Thursday, February 11, 2010

The Trinity, Part VI - More heresies

I thought today would be a short reading.  It was only two sections instead of the normal four to five.  It took just as long to read because there were so many Scripture references I wanted to look up.  Calvin was a master of pulling together Old Testament and New Testament Scripture so the whole story of the Bible can be understood as one.  He had an ability to recognize in OT passages that Christ was the subject, not just God the Father.

There are those who believe that Christ was a created being, created by the Father and inferior to the Father.  They believe that the Father is God alone and that He gave the Son and the Spirit just a touch of deity when He formed them, so they were almost God, but not quite.  The Spirit and the Son may be of the same essence, but it is not the same as the Father's.  Calvin's argument against people who think like this is that if Christ's essence is not the same as the Father's, then Christ's deity is non-existent.  If Christ has no deity, then he loses all power as the Mediator or Redeemer.  Therefore, since Christ is the Redeemer, his essence must be the same as the Father's.
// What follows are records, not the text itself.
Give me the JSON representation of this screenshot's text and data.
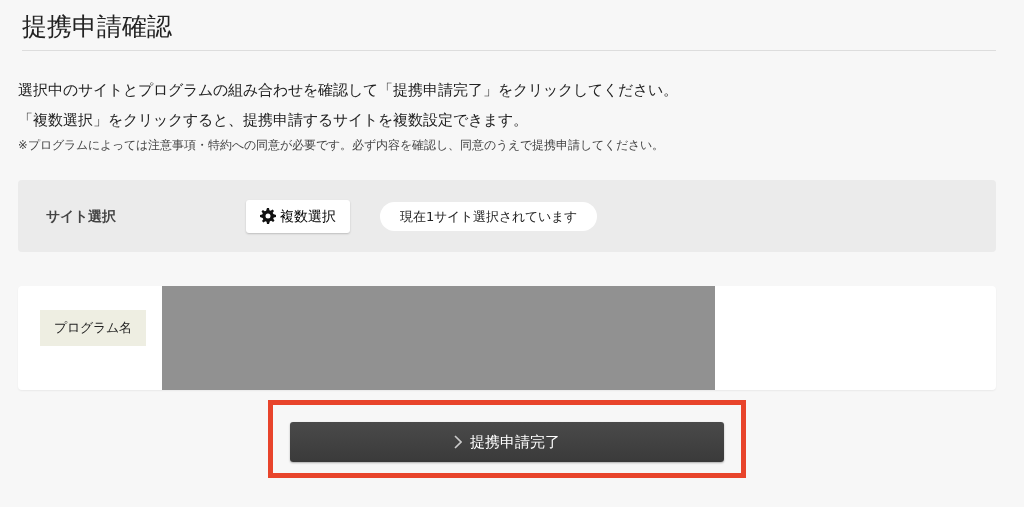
{
  "page": {
    "title": "提携申請確認"
  },
  "intro": [
    "選択中のサイトとプログラムの組み合わせを確認して「提携申請完了」をクリックしてください。",
    "「複数選択」をクリックすると、提携申請するサイトを複数設定できます。"
  ],
  "note": "※プログラムによっては注意事項・特約への同意が必要です。必ず内容を確認し、同意のうえで提携申請してください。",
  "site_select": {
    "label": "サイト選択",
    "button": "複数選択",
    "status": "現在1サイト選択されています"
  },
  "program": {
    "label": "プログラム名",
    "redacted": true
  },
  "submit": {
    "label": "提携申請完了",
    "highlighted": true
  }
}
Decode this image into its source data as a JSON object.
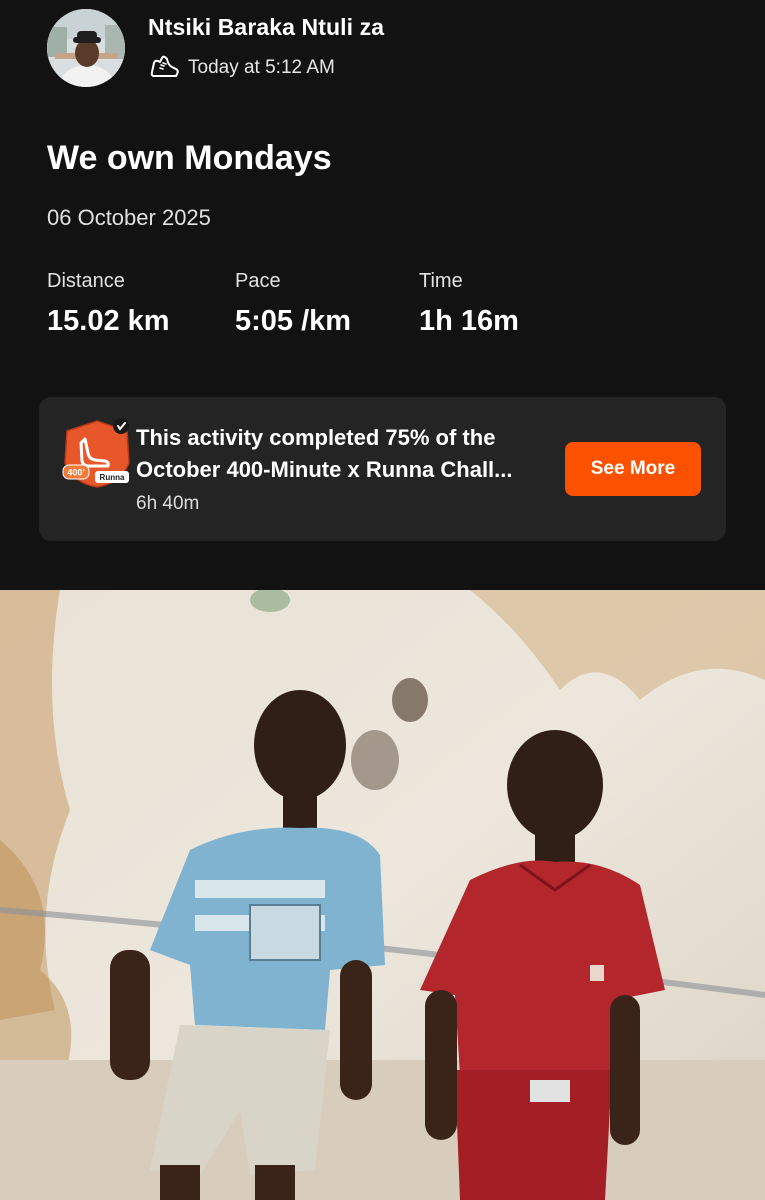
{
  "header": {
    "athlete_name": "Ntsiki Baraka Ntuli za",
    "timestamp": "Today at 5:12 AM",
    "activity_icon": "running-shoe-icon"
  },
  "activity": {
    "title": "We own Mondays",
    "date": "06 October 2025"
  },
  "stats": [
    {
      "label": "Distance",
      "value": "15.02 km"
    },
    {
      "label": "Pace",
      "value": "5:05 /km"
    },
    {
      "label": "Time",
      "value": "1h 16m"
    }
  ],
  "challenge": {
    "line1": "This activity completed 75% of the",
    "line2": "October 400-Minute x Runna Chall...",
    "duration": "6h 40m",
    "button_label": "See More",
    "badge_text": "400'",
    "badge_brand": "Runna",
    "progress_percent": 75
  },
  "colors": {
    "background": "#121212",
    "card": "#242424",
    "accent": "#fc5200",
    "text": "#ffffff"
  }
}
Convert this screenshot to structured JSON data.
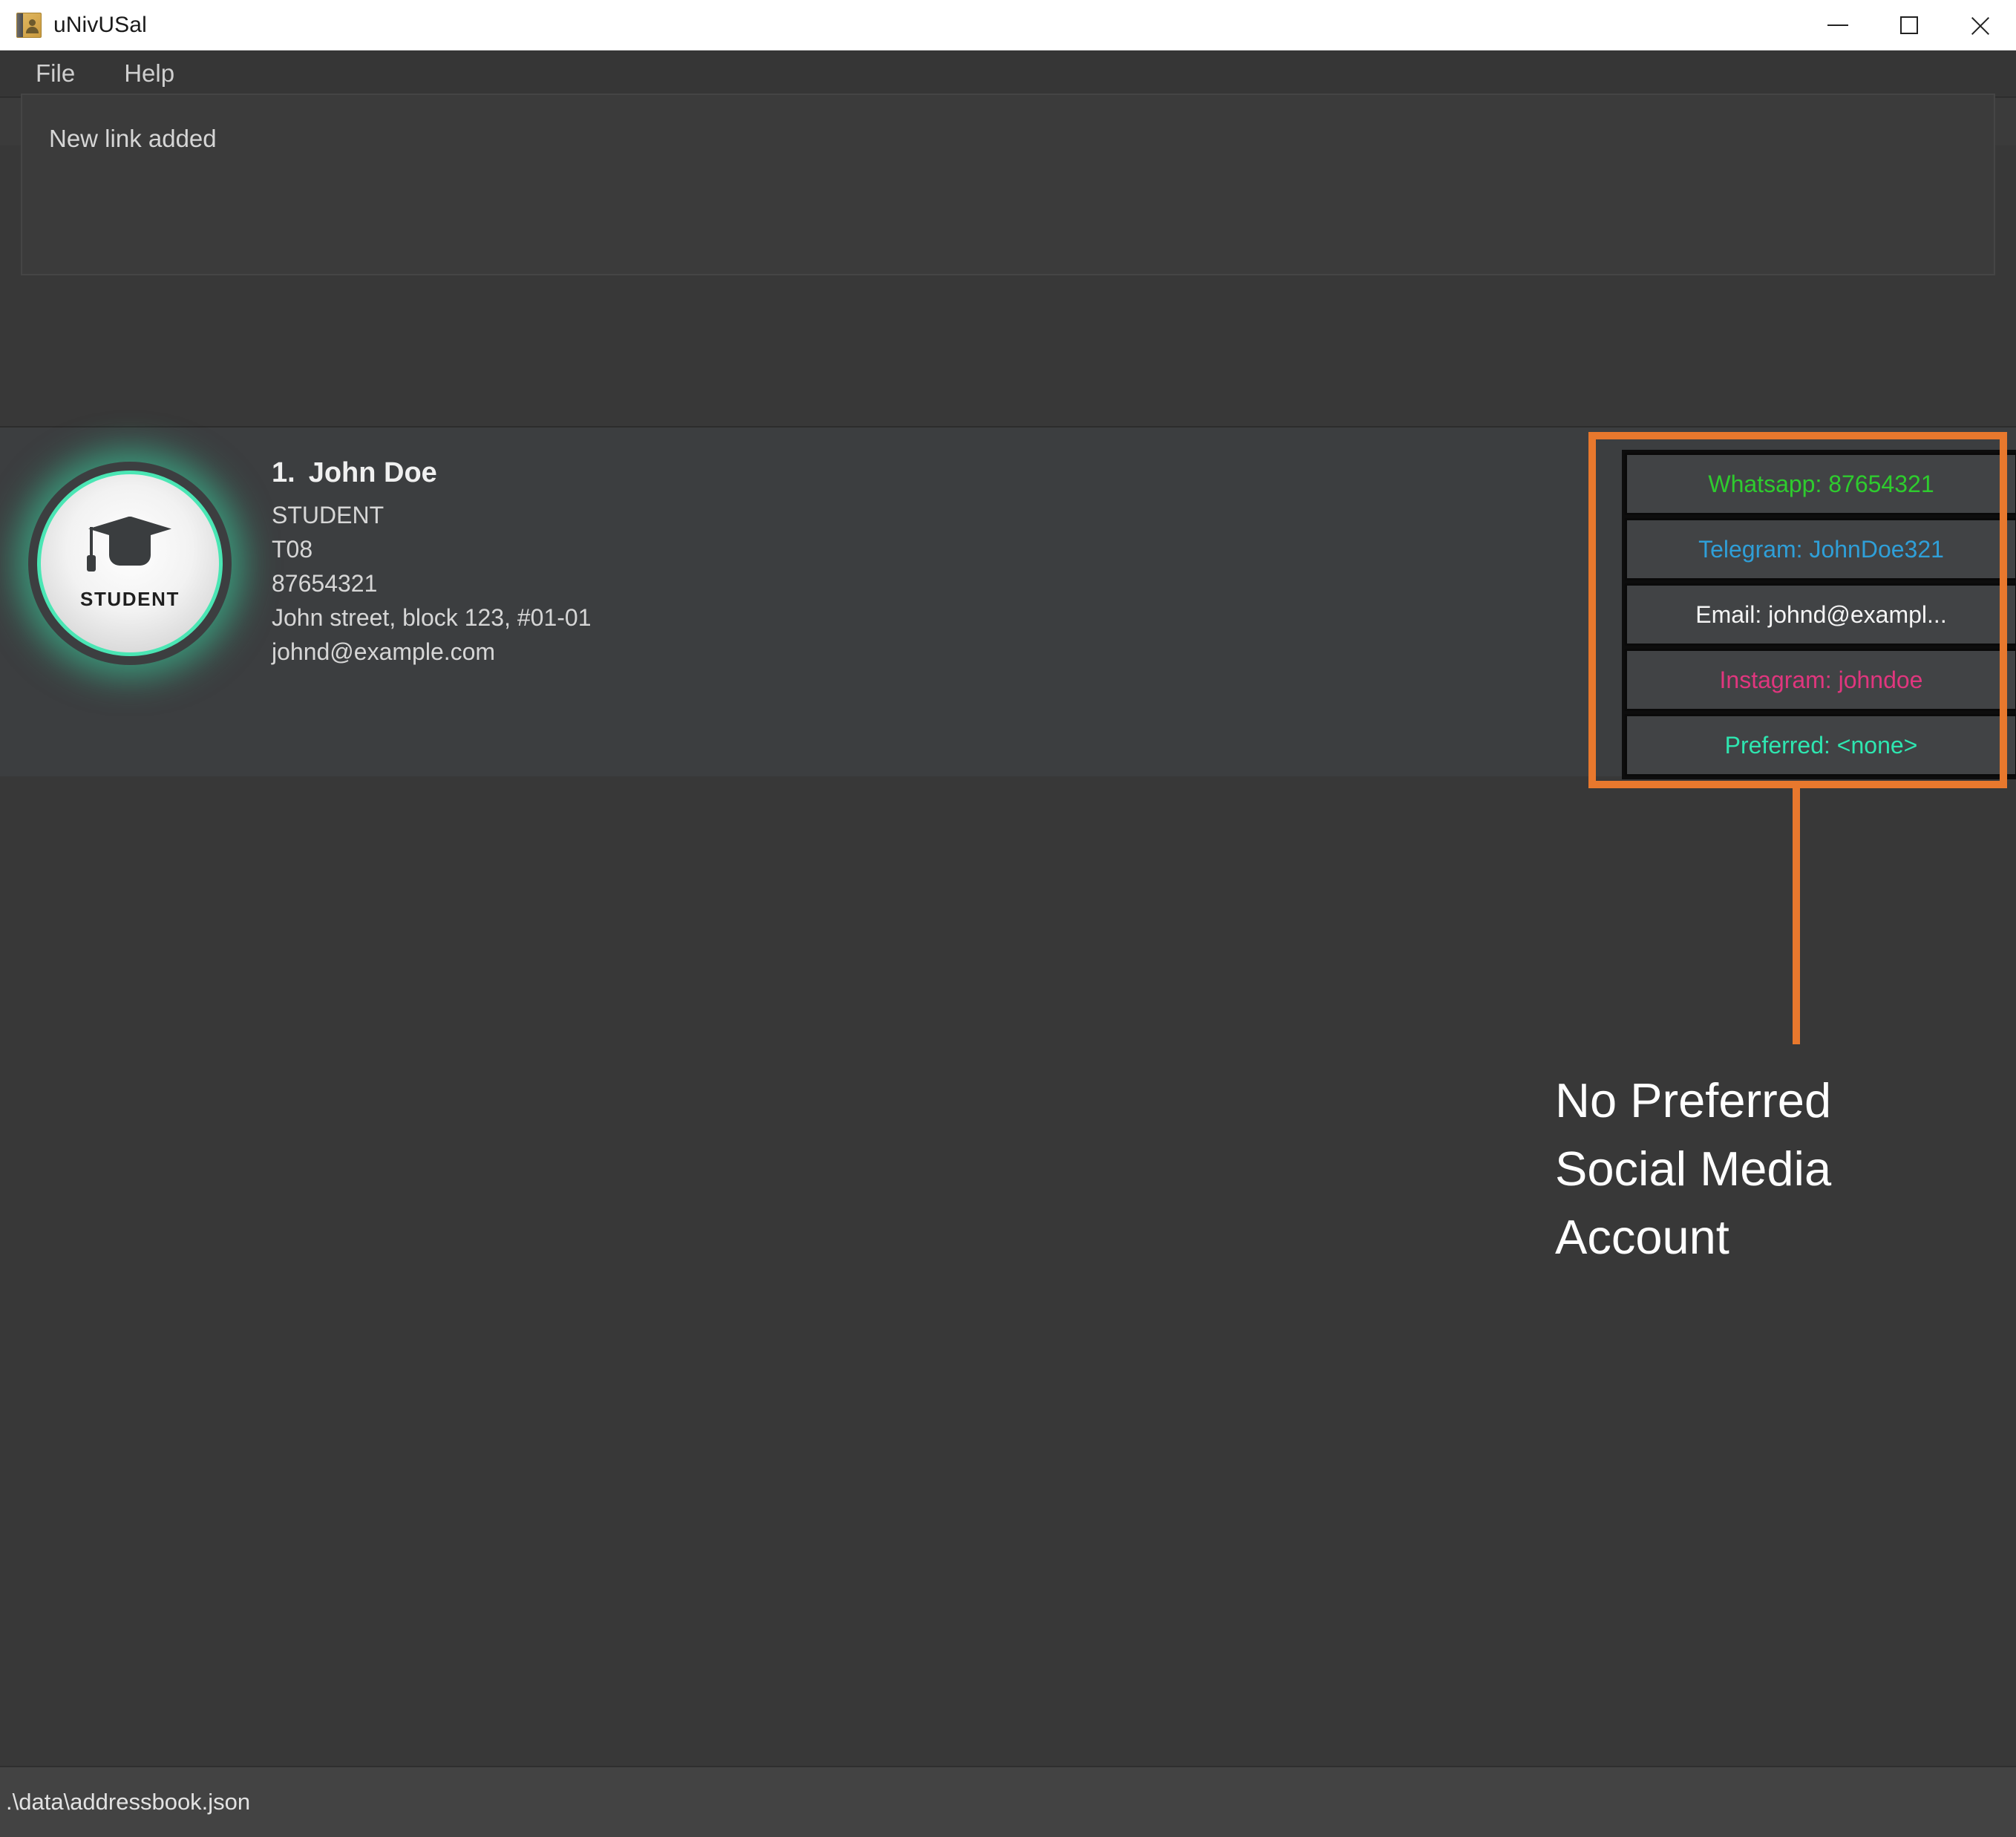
{
  "window": {
    "title": "uNivUSal",
    "icon": "address-book-icon",
    "controls": {
      "minimize": "minimize-icon",
      "maximize": "maximize-icon",
      "close": "close-icon"
    }
  },
  "menu": {
    "items": [
      {
        "label": "File"
      },
      {
        "label": "Help"
      }
    ]
  },
  "command": {
    "value": "",
    "placeholder": ""
  },
  "result": {
    "message": "New link added"
  },
  "person": {
    "index": "1.",
    "name": "John Doe",
    "avatar_label": "STUDENT",
    "avatar_icon": "graduation-cap-icon",
    "avatar_ring_color": "#4ae6b4",
    "details": [
      "STUDENT",
      "T08",
      "87654321",
      "John street, block 123, #01-01",
      "johnd@example.com"
    ],
    "links": [
      {
        "label": "Whatsapp: 87654321",
        "color": "#2ecc2e"
      },
      {
        "label": "Telegram: JohnDoe321",
        "color": "#2f9fd8"
      },
      {
        "label": "Email: johnd@exampl...",
        "color": "#f4f4f4"
      },
      {
        "label": "Instagram: johndoe",
        "color": "#e0367e"
      },
      {
        "label": "Preferred: <none>",
        "color": "#2ee6b0"
      }
    ]
  },
  "annotation": {
    "color": "#e8782d",
    "lines": [
      "No Preferred",
      "Social Media",
      "Account"
    ]
  },
  "status": {
    "path": ".\\data\\addressbook.json"
  }
}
Yesterday's reading mentioned that whenever the term God is used, it does not solely refer to the Father.  When we use the word God, we are referring to all three Persons of the Godhead.  Calvin spends more time on this topic in today's reading.  Calvin objected to the notion that "unless the Father alone were truly God, he would be his own Father."  He pulled many passages from the Old and New Testaments to make his point.  Calvin states, "From the time Christ was manifested in the flesh, he has been called the Son of God, not only in that he was the eternal Word begotten before all ages from the Father, but because he took upon himself the person and office of the Mediator that he might join us to God."  One of the last ones he used, and I think one of the most compelling, is Genesis 1:26, "Let us make man in our own image."  Who would God be speaking to if only God the Father existed?  Calvin writes, "It is certain that those whom the Father is addressing were uncreated; but there is nothing uncreated except God himself, and he is one."